Анна до того была радешенька, что на полчаса у нее сон как рукой сняло.
К вечеру мы подъехали к какому-то ручейку. Ручеек прорыл в глубоком снегу щель на полсажени. Мы хотели было перебраться на другой берег, да олени так измучились, что Мартын решил заночевать до переправы. Петря вместе с Леонтьевым перекинули через ручей нарты, перебрались по ним на другой берег и притащили оттуда кучу сухого хвороста. Мы так устали, что и есть не хотелось. Обсушились у костра и уснули как убитые.
Утром нас разбудила Петрина ругань.
- Что с тобой, Петря? - спрашиваю я его. - Не поперек ли места спал, не зарю ли проспал?
Он всегда спокойный, голоса никогда не возвысит, а тут бегает кругом и ругается по-коми - почти все ненцы в Большеземельской тундре говорят по-коми.
Петря махнул кулаком в сторону ручья. А на ручей и смотреть не надо, - слышно, что ревет, как добрая река. За ночь, оказывается, ручей разлился, прорыл себе в снегу широкий ход, и про переправу в здешнем месте можно было не думать.
Поднялись все, сходили кто по разу, кто по два на ручей и поняли, что пересечь его можно только где-нибудь выше. Пришлось ехать вдоль ручья к вершине. Целый день пробирались олени в глубоком снегу, пока верстах в пятнадцати не нашли подходящее место для переправы. Здесь ручей разделился на три ручейка, и каждый надо было по-особому одолеть: один - наискосок, другой - прямиком, третий - и так и этак.
Все три ручья мы кое-как одолели.
Тундра в дождь унылая, темная и на человека тоску наводит. Ни зверь не пробежит, ни птица не пролетит, все где-то залегли. Одни птички плищечки чивиликают над головами. Вдруг пролетает гагара и орет на лету:
- Га-га-га-га...
- Круговой! - кричу я гагаре.
И на крик она встряхнется, от испуга опустится ниже, сделает круг над головами и полетит дальше.

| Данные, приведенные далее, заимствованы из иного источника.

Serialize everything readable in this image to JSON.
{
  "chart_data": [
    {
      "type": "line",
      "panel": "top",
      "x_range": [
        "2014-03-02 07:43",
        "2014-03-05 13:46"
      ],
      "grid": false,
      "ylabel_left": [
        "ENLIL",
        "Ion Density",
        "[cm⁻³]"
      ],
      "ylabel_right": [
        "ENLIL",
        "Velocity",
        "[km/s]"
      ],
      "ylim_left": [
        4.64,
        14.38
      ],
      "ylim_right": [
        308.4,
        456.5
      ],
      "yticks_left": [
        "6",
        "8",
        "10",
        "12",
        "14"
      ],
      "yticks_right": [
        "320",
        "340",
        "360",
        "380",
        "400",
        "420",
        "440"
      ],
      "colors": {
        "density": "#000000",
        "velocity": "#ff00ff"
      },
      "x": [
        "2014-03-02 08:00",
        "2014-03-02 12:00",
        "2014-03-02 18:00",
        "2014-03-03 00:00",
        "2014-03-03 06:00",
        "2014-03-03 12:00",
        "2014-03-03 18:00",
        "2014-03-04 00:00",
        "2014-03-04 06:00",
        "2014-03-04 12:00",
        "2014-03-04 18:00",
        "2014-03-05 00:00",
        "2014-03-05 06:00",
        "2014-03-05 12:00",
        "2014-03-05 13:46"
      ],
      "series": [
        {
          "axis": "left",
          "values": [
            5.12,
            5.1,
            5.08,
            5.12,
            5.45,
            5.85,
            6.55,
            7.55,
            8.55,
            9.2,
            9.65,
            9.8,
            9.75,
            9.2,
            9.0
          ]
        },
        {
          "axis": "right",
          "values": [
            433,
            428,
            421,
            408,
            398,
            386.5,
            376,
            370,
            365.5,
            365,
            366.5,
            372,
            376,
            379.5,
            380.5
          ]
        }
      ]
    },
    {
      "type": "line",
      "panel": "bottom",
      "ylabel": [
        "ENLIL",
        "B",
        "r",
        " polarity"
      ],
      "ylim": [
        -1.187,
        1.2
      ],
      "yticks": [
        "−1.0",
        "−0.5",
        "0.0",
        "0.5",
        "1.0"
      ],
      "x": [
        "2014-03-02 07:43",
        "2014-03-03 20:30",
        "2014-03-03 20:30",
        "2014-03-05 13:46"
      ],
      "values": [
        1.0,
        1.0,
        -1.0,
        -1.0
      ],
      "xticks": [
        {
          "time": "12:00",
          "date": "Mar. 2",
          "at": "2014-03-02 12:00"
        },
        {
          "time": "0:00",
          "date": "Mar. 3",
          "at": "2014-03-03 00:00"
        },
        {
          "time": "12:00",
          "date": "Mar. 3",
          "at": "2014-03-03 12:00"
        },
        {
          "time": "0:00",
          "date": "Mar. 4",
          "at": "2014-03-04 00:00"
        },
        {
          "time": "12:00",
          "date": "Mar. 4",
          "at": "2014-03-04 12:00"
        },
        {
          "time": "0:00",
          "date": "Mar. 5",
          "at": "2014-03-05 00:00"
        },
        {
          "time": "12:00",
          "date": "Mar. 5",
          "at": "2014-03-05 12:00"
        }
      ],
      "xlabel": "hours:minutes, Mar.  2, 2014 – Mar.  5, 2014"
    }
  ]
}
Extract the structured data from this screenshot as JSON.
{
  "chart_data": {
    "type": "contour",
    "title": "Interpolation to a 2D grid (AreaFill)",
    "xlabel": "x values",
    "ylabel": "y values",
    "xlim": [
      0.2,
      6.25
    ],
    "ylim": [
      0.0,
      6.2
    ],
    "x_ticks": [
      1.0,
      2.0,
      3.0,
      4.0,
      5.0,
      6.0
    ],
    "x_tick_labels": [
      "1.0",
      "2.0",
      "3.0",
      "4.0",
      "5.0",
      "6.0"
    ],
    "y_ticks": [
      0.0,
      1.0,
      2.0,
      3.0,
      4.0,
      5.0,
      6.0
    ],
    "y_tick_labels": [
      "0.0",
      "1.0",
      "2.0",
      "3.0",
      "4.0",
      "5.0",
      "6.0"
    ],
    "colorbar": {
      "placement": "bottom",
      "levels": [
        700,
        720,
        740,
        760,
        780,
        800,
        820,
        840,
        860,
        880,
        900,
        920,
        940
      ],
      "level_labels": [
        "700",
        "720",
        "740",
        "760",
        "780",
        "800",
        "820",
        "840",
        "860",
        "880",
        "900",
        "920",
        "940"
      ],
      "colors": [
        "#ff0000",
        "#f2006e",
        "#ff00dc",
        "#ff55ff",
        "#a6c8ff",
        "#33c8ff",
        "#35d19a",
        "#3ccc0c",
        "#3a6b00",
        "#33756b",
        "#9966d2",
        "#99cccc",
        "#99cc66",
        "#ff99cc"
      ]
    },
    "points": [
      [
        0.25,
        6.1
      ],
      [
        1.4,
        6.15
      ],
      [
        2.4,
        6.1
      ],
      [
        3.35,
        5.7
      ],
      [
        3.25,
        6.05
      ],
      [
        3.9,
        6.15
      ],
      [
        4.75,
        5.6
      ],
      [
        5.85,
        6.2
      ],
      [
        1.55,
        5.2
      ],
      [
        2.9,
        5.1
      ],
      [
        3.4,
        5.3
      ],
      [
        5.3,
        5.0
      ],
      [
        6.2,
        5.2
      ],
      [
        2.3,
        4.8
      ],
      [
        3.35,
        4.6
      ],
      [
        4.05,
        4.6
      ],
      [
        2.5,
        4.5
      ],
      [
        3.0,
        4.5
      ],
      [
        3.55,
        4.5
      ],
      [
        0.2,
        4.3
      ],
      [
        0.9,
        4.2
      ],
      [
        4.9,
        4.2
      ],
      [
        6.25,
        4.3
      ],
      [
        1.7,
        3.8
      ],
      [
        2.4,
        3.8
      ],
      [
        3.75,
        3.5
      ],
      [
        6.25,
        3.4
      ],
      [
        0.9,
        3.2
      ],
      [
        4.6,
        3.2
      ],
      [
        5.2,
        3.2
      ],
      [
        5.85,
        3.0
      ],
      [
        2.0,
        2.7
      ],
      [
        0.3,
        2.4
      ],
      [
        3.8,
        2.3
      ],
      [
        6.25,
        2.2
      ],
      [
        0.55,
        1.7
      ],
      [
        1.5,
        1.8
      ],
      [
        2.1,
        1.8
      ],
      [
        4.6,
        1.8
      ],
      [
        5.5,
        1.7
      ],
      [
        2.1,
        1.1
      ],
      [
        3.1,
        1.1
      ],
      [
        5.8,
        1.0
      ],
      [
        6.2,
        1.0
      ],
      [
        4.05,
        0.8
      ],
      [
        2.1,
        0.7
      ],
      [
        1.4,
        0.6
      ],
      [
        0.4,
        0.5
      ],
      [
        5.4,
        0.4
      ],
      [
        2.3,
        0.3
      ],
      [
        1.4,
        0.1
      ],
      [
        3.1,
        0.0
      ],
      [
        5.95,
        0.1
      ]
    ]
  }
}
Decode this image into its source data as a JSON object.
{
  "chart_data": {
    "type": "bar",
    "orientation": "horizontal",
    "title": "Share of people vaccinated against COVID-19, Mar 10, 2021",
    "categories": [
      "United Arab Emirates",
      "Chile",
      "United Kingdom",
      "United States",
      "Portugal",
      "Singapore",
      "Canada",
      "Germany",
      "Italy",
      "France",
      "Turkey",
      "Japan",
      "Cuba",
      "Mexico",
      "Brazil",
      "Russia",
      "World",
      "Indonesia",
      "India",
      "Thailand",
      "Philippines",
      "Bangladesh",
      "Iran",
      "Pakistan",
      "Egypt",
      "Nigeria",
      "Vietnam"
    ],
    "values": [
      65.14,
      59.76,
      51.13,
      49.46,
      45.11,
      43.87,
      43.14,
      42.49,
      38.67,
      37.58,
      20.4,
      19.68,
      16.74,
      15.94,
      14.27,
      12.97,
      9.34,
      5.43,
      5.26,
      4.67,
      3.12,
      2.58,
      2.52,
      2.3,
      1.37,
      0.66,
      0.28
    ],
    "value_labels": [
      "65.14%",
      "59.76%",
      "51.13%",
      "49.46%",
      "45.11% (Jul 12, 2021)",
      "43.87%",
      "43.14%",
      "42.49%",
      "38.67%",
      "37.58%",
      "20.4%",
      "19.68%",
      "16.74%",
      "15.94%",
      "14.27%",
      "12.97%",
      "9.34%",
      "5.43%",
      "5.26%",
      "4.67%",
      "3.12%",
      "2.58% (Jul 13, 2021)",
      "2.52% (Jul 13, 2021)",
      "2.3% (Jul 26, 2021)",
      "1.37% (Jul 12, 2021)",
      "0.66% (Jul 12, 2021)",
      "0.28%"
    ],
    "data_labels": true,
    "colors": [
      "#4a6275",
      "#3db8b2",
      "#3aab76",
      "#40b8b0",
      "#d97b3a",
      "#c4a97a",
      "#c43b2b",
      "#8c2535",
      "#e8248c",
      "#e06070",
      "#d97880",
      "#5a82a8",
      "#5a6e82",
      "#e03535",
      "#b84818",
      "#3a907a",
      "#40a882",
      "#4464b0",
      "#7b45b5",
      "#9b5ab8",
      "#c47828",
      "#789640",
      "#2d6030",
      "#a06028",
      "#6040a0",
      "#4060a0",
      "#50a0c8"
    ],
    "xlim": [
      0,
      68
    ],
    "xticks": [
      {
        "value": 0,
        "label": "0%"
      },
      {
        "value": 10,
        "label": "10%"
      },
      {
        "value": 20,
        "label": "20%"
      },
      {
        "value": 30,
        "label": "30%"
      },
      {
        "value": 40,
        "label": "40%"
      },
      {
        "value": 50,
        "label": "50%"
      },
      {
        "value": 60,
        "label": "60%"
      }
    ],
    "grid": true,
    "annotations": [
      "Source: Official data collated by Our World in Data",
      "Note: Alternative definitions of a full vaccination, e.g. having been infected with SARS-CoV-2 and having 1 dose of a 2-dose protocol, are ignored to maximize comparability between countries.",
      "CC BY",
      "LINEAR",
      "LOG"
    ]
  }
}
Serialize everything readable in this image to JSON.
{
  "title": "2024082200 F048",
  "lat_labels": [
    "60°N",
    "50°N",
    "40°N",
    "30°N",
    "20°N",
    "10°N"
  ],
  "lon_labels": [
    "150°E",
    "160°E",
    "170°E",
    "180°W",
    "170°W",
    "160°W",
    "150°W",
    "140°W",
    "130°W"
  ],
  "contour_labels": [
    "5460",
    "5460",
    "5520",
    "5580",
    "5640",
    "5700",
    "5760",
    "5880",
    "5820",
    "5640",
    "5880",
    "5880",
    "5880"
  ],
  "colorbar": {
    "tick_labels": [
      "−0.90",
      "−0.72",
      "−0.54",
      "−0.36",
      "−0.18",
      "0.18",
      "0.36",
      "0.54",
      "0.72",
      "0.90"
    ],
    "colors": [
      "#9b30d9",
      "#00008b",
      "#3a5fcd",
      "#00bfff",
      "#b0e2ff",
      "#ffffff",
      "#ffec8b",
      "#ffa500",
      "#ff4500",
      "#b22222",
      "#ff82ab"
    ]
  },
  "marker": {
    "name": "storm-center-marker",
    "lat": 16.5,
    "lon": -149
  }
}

- Круг стожара, круг стожара! - кричит гагара.
Если так гагара закричала, считай - скоро дождь стихнет и хорошая погода направится, хоть сено коси.
Стожарами мы зовем жерди, вокруг которых сено в стог кладут...
Только к вечеру добрались мы до того места, откуда сутки назад хворост для костра собирали. Тут и заночевать пришлось.
Целую ночь мы сушились. Платье сушили на себе: стоим около костра и повертываемся к огню то одним, то другим боком. Малицы вывернули наизнанку и повесили на хореи около костра.
Той порой Мартын с Петрей забили одного оленя. Он совсем выбился из сил и весь день тащился на привязи за санями, мешая упряжке бежать. По законам тундры такого оленя или оставляют в пути, в надежде, что он откормится и его подберет кто-нибудь проезжий, или забивают на мясо.
Сгрудились мы вокруг оленя, смотрим. Петря стукнул его тундровым топориком, олень на минуту свалился. Петря быстро вынул из медных кованых ножен заточенный с одной стороны узенький нож и быстро ткнул его оленю в горло. Олень дрогнул, упал да так и остался лежать с ножом в горле. Нож не вынимают минуты три, для того чтобы кровь не выходила наружу, а собиралась внутри. После этого Петря скорехонько вспорол оленю брюхо, вынул брюшину, печень, легкие. Внутри, как в братине, скопилась кровь.
Пока кровь не остыла, ненцы один за другим черпали ее кружкой и пили. Попробовали по глотку и мы: кровь еще теплая, солоноватая, солить не надо. Тут же оленя начали по тундровому обычаю айбурдать - есть сырым. Мы съели самые лакомые части - печень, почки и самолучшие куски мяса. И вместо солонки макали кусочки в соленую кровь. Только после этого содрали шкуру, разделали всего оленя на части, по кускам, и принялись варить и жарить. Ели кто сколько хотел. Накормили досыта и собак.
Так прошла вся ночь. Утром Мартын объявил:
- Олени всю ночь лежали, только сейчас пошли есть. Дневать здесь придется.
Ехать все равно было нельзя: дождь прошел, но зато такое солнышко пригрело, что снег чуть не кипел, на глазах таял. Показались первые мухи, они кружились вокруг развешанного мяса. Пришлось оленину обернуть мешками и закрыть шкурой.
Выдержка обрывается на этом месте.